Traveling this holiday season? If you’re going to be on the move, bouncing between family members’ houses, airports and hotels, fitting in fitness can be tough.
Hotel gyms are unreliable at best (will it be decent, or will it be four broken treadmills and a chin-up bar?). If you stay with family, unless they have a home gym, you’re out of luck there, too.
It would be great if you had a Mary Poppins-style bag that could magically hold an entire gym for you to take with you wherever you went. Unfortunately, that kind of gear is beyond even Century – but we have the next best thing!
Century offers dozens of fitness equipment items, including several that will easily fit inside a suitcase or even a large purse! Here are twelve exercises, using three pieces of gear, that you can do anywhere – even in the airport:
With the Resistance Tube:
Bicep Curls (biceps) – Stand on the center of the tube, holding a handle in each hand, palms-up. Perform a curling motion, bending your arms at the elbows to bring your hands to your shoulders. Slowly lower your arms and return them to their starting position. BONUS: Hold your hands palm-down and perform the same motion for a Reverse Curl (brachialis).
Bent-Over Row (back) – Stand over the center of the tube with your feet shoulder-width apart and your back and knees slightly bent. Hold a handle of the tube in each hand. Your palms should be facing inwards, towards your body. Squeeze your shoulder blades together as you draw your elbows straight back, then slowly return to the starting position.

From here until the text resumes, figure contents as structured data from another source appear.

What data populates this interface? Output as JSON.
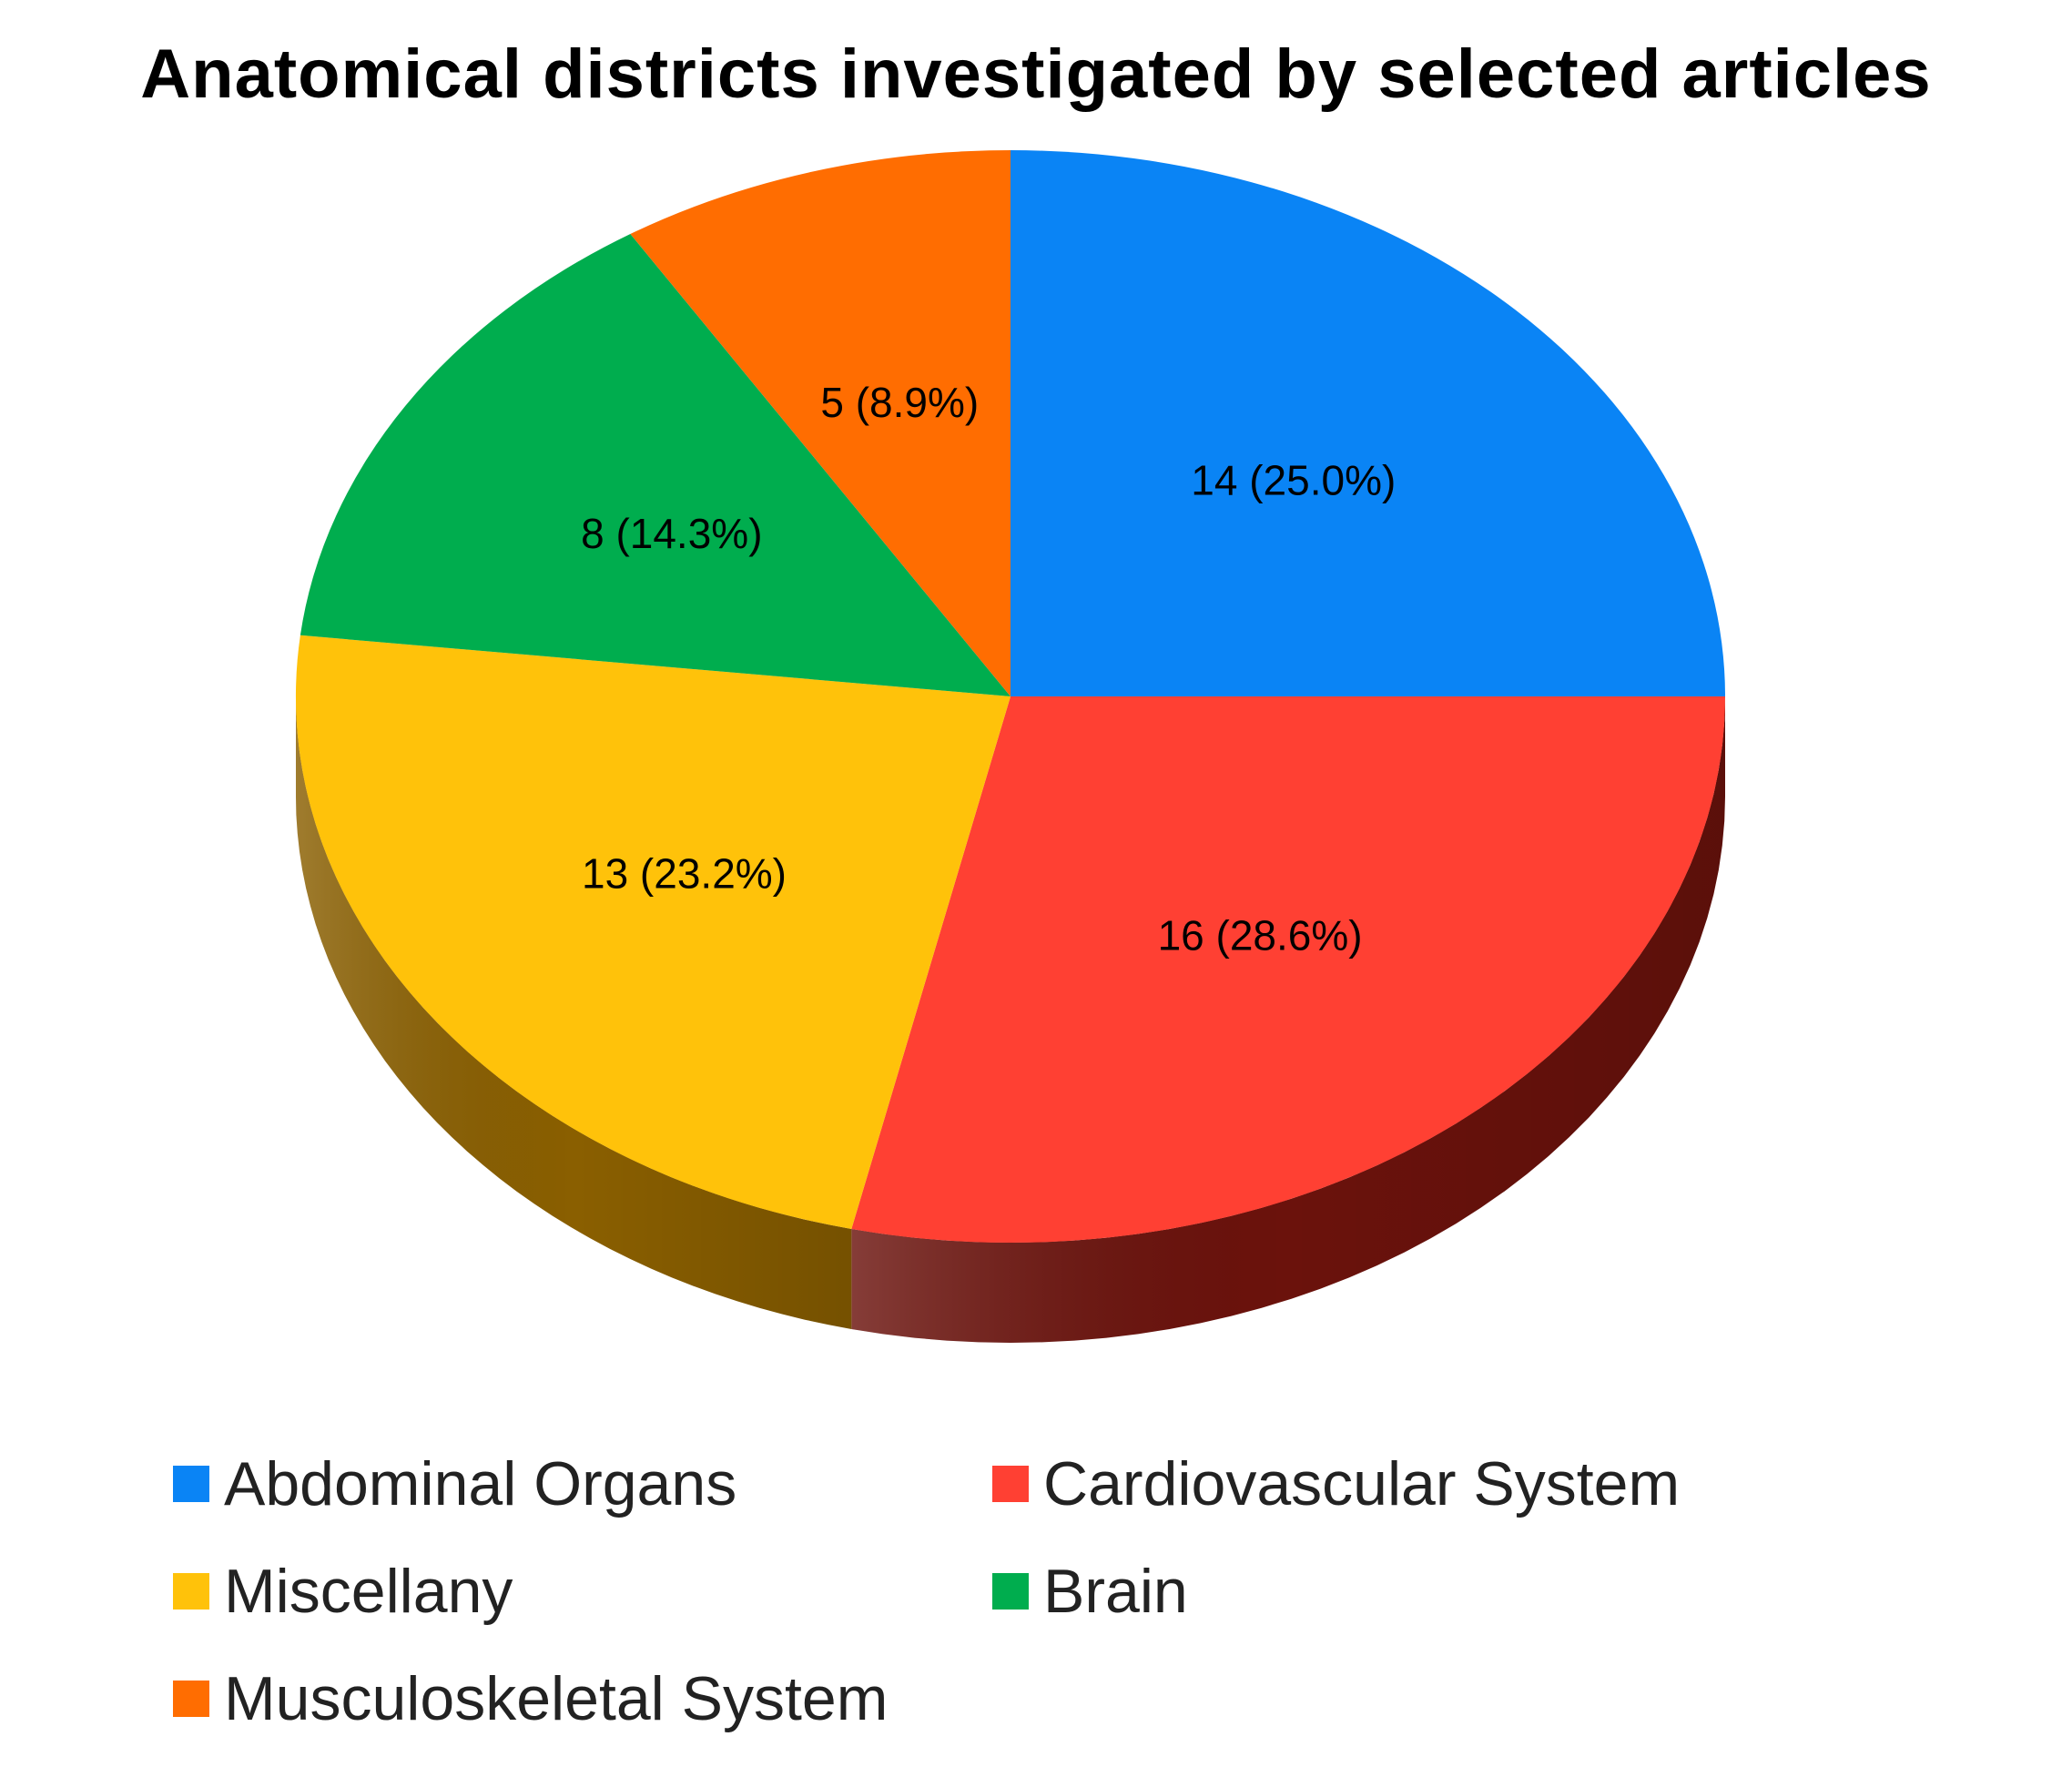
{
  "chart_data": {
    "type": "pie",
    "title": "Anatomical districts investigated by selected articles",
    "slices": [
      {
        "name": "Abdominal Organs",
        "value": 14,
        "label": "14 (25.0%)",
        "color": "#0a84f5",
        "side_color": "#044a8a"
      },
      {
        "name": "Cardiovascular System",
        "value": 16,
        "label": "16 (28.6%)",
        "color": "#ff4033",
        "side_color": "#6b120c"
      },
      {
        "name": "Miscellany",
        "value": 13,
        "label": "13 (23.2%)",
        "color": "#ffc20a",
        "side_color": "#8a5f00"
      },
      {
        "name": "Brain",
        "value": 8,
        "label": "8 (14.3%)",
        "color": "#00ad4e",
        "side_color": "#004f22"
      },
      {
        "name": "Musculoskeletal System",
        "value": 5,
        "label": "5 (8.9%)",
        "color": "#ff6d01",
        "side_color": "#7a3300"
      }
    ],
    "legend_placement": "bottom",
    "style": "3d"
  }
}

Chest Fly (chest) – Stand in a lunge with one foot back and the other forward (you don’t have to go into a low lunge – yet!). Place the middle of the band under your back foot, and hold a handle in each hand. Your hands should start slightly behind your back, with your elbows barely bent. Bring your arms in to the center of your chest in an arc, then slowly return them to the starting position.
With the Neoprene Sand Discs:
Front Arm Raises (anterior deltoids) – Hold the Sand Disc by one or both handles in one hand. Keeping your arm mostly straight (but not locked out at the elbow) raise the disc in a vertical line in front of you until you are holding it at eye level. Then slowly lower your arm to your side. Repeat the motion an equal number of times on both arms.
Lateral Arm Raises (lateral deltoids) – Begin by holding the Sand Disc the same way as with the previous exercise. Instead of lifting your arm in front of you, lift it straight out to the side until the disc is slightly higher than your shoulder, then lower the disc to your starting position.
Planks (core) – Lie with your stomach on the ground. Place the Sand Disc on the small of your back (or have a friend set it on for you). Keeping your back straight so as not to dislodge the sand disc, push yourself up into a plank position. Only your toes and elbows/forearms should be touching the ground. Do not allow your back to bow up or down (not only is this bad form, but it will cause the disc to shift). Hold this position for as long as desired. For decreased difficulty, lower yourself onto your knees instead of toes.
Weighted Hip Raises (core) – Lie on your back with your knees bent at a 45 degree angle. Place the Sand Disc between your knees (keep them firmly pressed together to keep the disc from slipping)
Weighted Crunches (core) – Lie on your back with your knees bent and your feet on the floor. Hold the disc on your chest. Raise your upper body off the ground for one count, then return to the starting position.
Standing Calf Raise (calves) – Standing up, hold the disc to your chest, or above your head for added difficulty. If you have two discs, hold one in each hand. Raise yourself up onto your tip-toes, going as high as you can, hold for one count, then lower your heels.
With the Super Band:
Squats with Side-Step (quadriceps/glutes) – Loop the band around so that it forms two or three hoops (depending on the length and size of your legs, either may work, but three hoops will have a higher level of difficulty).
Put the band around your ankles. Take as large a step out to the side as you can (you should feel resistance from the band) with your left leg. If you need to move your right leg in closer to the left for balance, do so, then squat. Then bring your right leg the rest of the way in, until the band is only slightly taut, and take another step out with the left, and squat. Repeat as many times with a right lead step.
Make sure that at all times while you’re doing this exercises, your legs are far enough apart to keep the band taut. Otherwise, it can slip down to your feet and become a tripping hazard.
Band Pull-Apart (chest) – Hold the band in both hands, with each hand an equal distance from the center. The closer together your hands start, the harder the exercise will be. Hold your arms out in front of your chest, and slowly pull them back. The band should stretch across your chest. Once you have extended your arms as far as you are able, hold for one count, then slowly return to the starting position.
Push-Ups (chest) – In the plank position, place the band across your upper back. Hold the ends of the band in either hand (you can also loop the band through your hands). Place your hands shoulder-width apart on the ground. Perform a push-up as normal – the band will provide added difficulty. You can knot one end of the band to make it shorter and increase the difficulty.